I was going to pick my favourite lines, or an example of your excellent use of vivid imageries and words here, but... I simply couldn't. The whole poem is filled with them. So many beautiful words that create a rhythm that makes this poem very pleasurable to read out loud, too. The imagery is great - as many others seem to have stated already.

The atmosphere is dreamy, almost nostalgic more than romantic. But nostalgic... in a romantic way. (Well didn't that just make so much sense...)


----------



## Chesters Daughter (Jul 16, 2010)

Finally, someone said what I have been trying to put into words for what seems like a century. I could kiss you, J.E., your description of this piece fits a good deal of Laurie's work and is what I find so attractive about it. Your words make a heap of sense and allowed me to finally find my own. Laurie, your pieces unfold in my mind like sepia hued films, quite nostalgic and a quality I find ever so pleasurable. Wow, it feel great to finally be able to put that into words. Forgive me my excitement, that's been nagging at me for months. Okay, gush over.:wink:


----------



## SilverMoon (Jul 16, 2010)

J.E. and Lisa, Thank you so much for your generous words. Now, I'll have to humble myself and see if I can fit my head though the door. In all seriousness, what you've had to say is a great confidence builder!
Thank you both, again. Laurie


----------



## wacker (Jul 17, 2010)

There is not a lot I can add to what has already been mentioned about your poem Laurie. I like the rest of the responses have really enjoyed this piece of work and the credits and remarks are really deserved. It was a truly inspirational poem.

wacker


----------



## SilverMoon (Jul 17, 2010)

Thank you, wacker. All this validation has been great for this poet, somtimes unsure. Laurie


----------



## vangoghsear (Jul 18, 2010)

I liked this one Laurie.  I wrote up a long response and lost it by my login timing out a few days back.  I finally got back to try again.  My only crit is that some of the words don't fit with the mood as I see it.  The one that bothers me most though actually paints what I believe to be a decent picture of what you are describing.  "Snaky" is the word.  The scene you've painted is pleasant, but snaky...well the motion is perfect, but...it brings snakes to mind.  But it fits so well in the alliteration and the motion it describes is fine, so I can't come up with a better suggestion.  However, if you wanted a hint of sinister in the piece, which you sometimes do, then snaky is again perfect.

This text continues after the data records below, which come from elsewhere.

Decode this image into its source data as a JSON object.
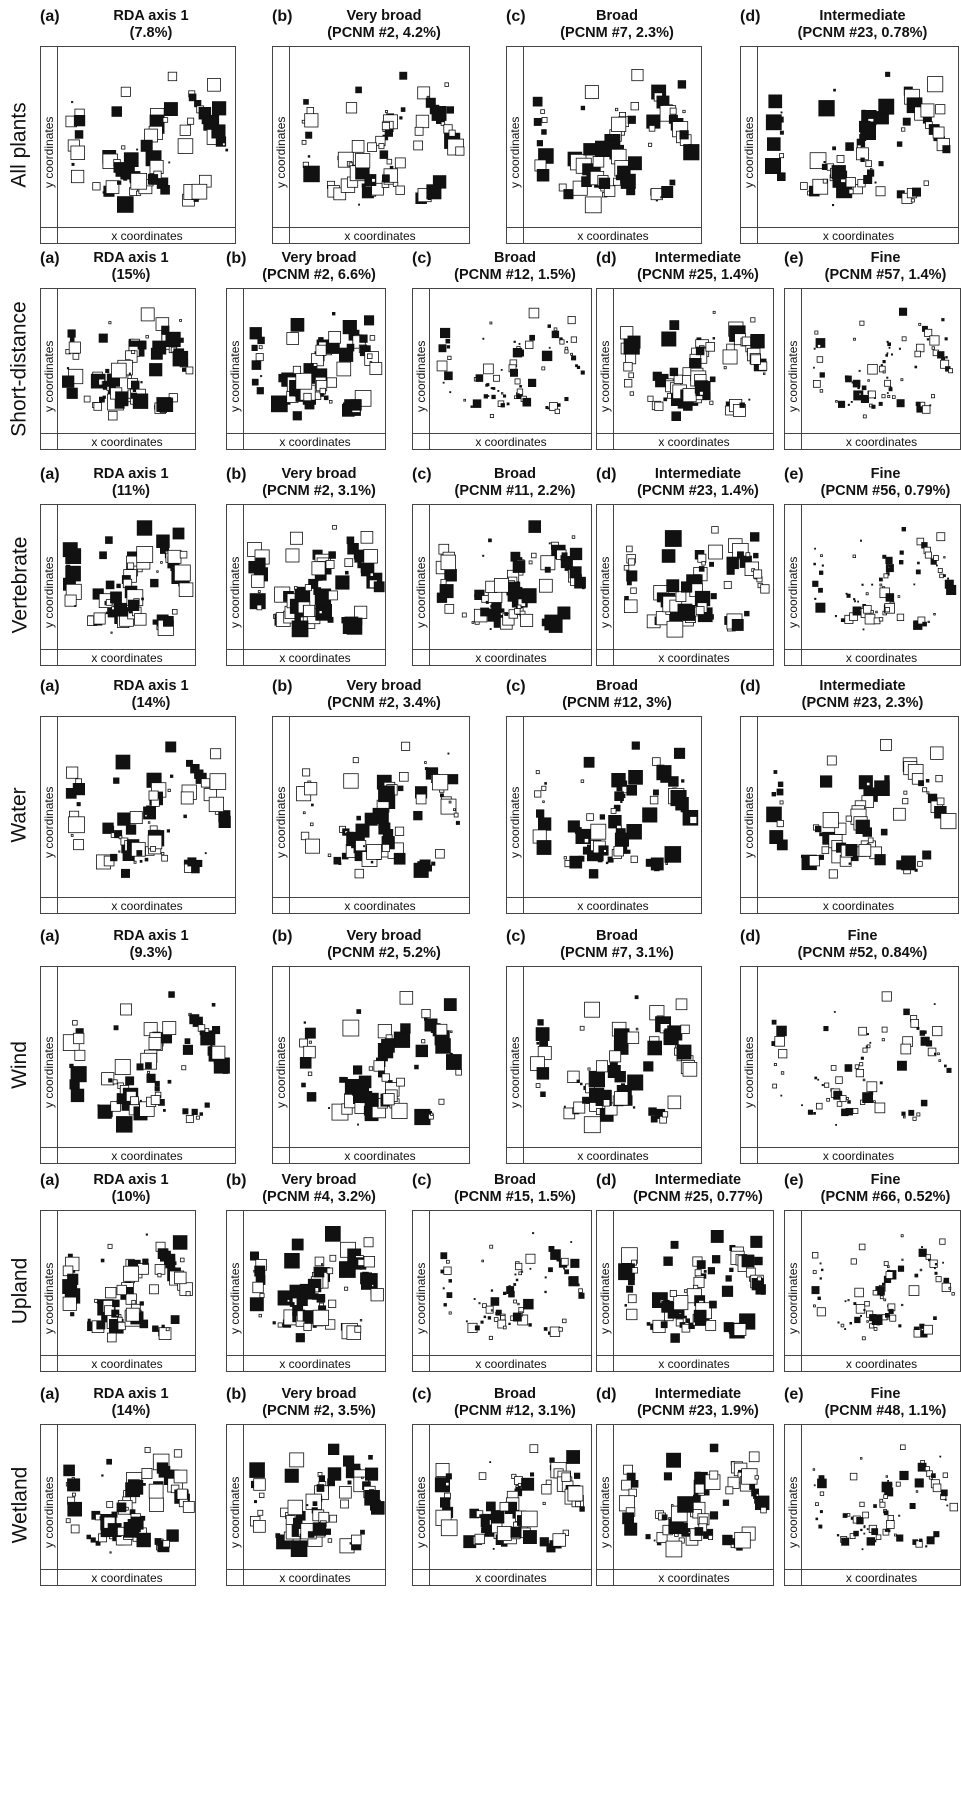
{
  "axis_labels": {
    "x": "x coordinates",
    "y": "y coordinates"
  },
  "rows": [
    {
      "label": "All plants",
      "panels": [
        {
          "tag": "(a)",
          "title": "RDA axis 1",
          "subtitle": "(7.8%)"
        },
        {
          "tag": "(b)",
          "title": "Very broad",
          "subtitle": "(PCNM #2, 4.2%)"
        },
        {
          "tag": "(c)",
          "title": "Broad",
          "subtitle": "(PCNM #7, 2.3%)"
        },
        {
          "tag": "(d)",
          "title": "Intermediate",
          "subtitle": "(PCNM #23, 0.78%)"
        }
      ]
    },
    {
      "label": "Short-distance",
      "panels": [
        {
          "tag": "(a)",
          "title": "RDA axis 1",
          "subtitle": "(15%)"
        },
        {
          "tag": "(b)",
          "title": "Very broad",
          "subtitle": "(PCNM #2, 6.6%)"
        },
        {
          "tag": "(c)",
          "title": "Broad",
          "subtitle": "(PCNM #12, 1.5%)"
        },
        {
          "tag": "(d)",
          "title": "Intermediate",
          "subtitle": "(PCNM #25, 1.4%)"
        },
        {
          "tag": "(e)",
          "title": "Fine",
          "subtitle": "(PCNM #57, 1.4%)"
        }
      ]
    },
    {
      "label": "Vertebrate",
      "panels": [
        {
          "tag": "(a)",
          "title": "RDA axis 1",
          "subtitle": "(11%)"
        },
        {
          "tag": "(b)",
          "title": "Very broad",
          "subtitle": "(PCNM #2, 3.1%)"
        },
        {
          "tag": "(c)",
          "title": "Broad",
          "subtitle": "(PCNM #11, 2.2%)"
        },
        {
          "tag": "(d)",
          "title": "Intermediate",
          "subtitle": "(PCNM #23, 1.4%)"
        },
        {
          "tag": "(e)",
          "title": "Fine",
          "subtitle": "(PCNM #56, 0.79%)"
        }
      ]
    },
    {
      "label": "Water",
      "panels": [
        {
          "tag": "(a)",
          "title": "RDA axis 1",
          "subtitle": "(14%)"
        },
        {
          "tag": "(b)",
          "title": "Very broad",
          "subtitle": "(PCNM #2, 3.4%)"
        },
        {
          "tag": "(c)",
          "title": "Broad",
          "subtitle": "(PCNM #12, 3%)"
        },
        {
          "tag": "(d)",
          "title": "Intermediate",
          "subtitle": "(PCNM #23, 2.3%)"
        }
      ]
    },
    {
      "label": "Wind",
      "panels": [
        {
          "tag": "(a)",
          "title": "RDA axis 1",
          "subtitle": "(9.3%)"
        },
        {
          "tag": "(b)",
          "title": "Very broad",
          "subtitle": "(PCNM #2, 5.2%)"
        },
        {
          "tag": "(c)",
          "title": "Broad",
          "subtitle": "(PCNM #7, 3.1%)"
        },
        {
          "tag": "(d)",
          "title": "Fine",
          "subtitle": "(PCNM #52, 0.84%)"
        }
      ]
    },
    {
      "label": "Upland",
      "panels": [
        {
          "tag": "(a)",
          "title": "RDA axis 1",
          "subtitle": "(10%)"
        },
        {
          "tag": "(b)",
          "title": "Very broad",
          "subtitle": "(PCNM #4, 3.2%)"
        },
        {
          "tag": "(c)",
          "title": "Broad",
          "subtitle": "(PCNM #15, 1.5%)"
        },
        {
          "tag": "(d)",
          "title": "Intermediate",
          "subtitle": "(PCNM #25, 0.77%)"
        },
        {
          "tag": "(e)",
          "title": "Fine",
          "subtitle": "(PCNM #66, 0.52%)"
        }
      ]
    },
    {
      "label": "Wetland",
      "panels": [
        {
          "tag": "(a)",
          "title": "RDA axis 1",
          "subtitle": "(14%)"
        },
        {
          "tag": "(b)",
          "title": "Very broad",
          "subtitle": "(PCNM #2, 3.5%)"
        },
        {
          "tag": "(c)",
          "title": "Broad",
          "subtitle": "(PCNM #12, 3.1%)"
        },
        {
          "tag": "(d)",
          "title": "Intermediate",
          "subtitle": "(PCNM #23, 1.9%)"
        },
        {
          "tag": "(e)",
          "title": "Fine",
          "subtitle": "(PCNM #48, 1.1%)"
        }
      ]
    }
  ],
  "chart_data": {
    "type": "scatter",
    "description_of_marks": "square symbols; filled = positive, open = negative; size proportional to magnitude",
    "xlabel": "x coordinates",
    "ylabel": "y coordinates",
    "grid": false,
    "colors": {
      "positive": "#111111",
      "negative": "#ffffff",
      "outline": "#111111"
    }
  }
}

Overall the language is beautiful and the piece is very sensual.


----------



## SilverMoon (Jul 18, 2010)

van, I hate when I loose responses so I appreciate you taking the time to recap. While I was writing, I gave "snaky" some long thought. Then decided it would work, fitting in with the image of "Brazilian hips" and the remainder of the poem, where I do bring in the sensual. But "snake" is a strong word and possibly overpowering. I hear what you're saying but like yourself I'm at a loss for a better word! And lol I can't help but bring in the sinister! Thanks so much, van, for your attention to my poem. You know I always find your feedback invaluable. Laurie


----------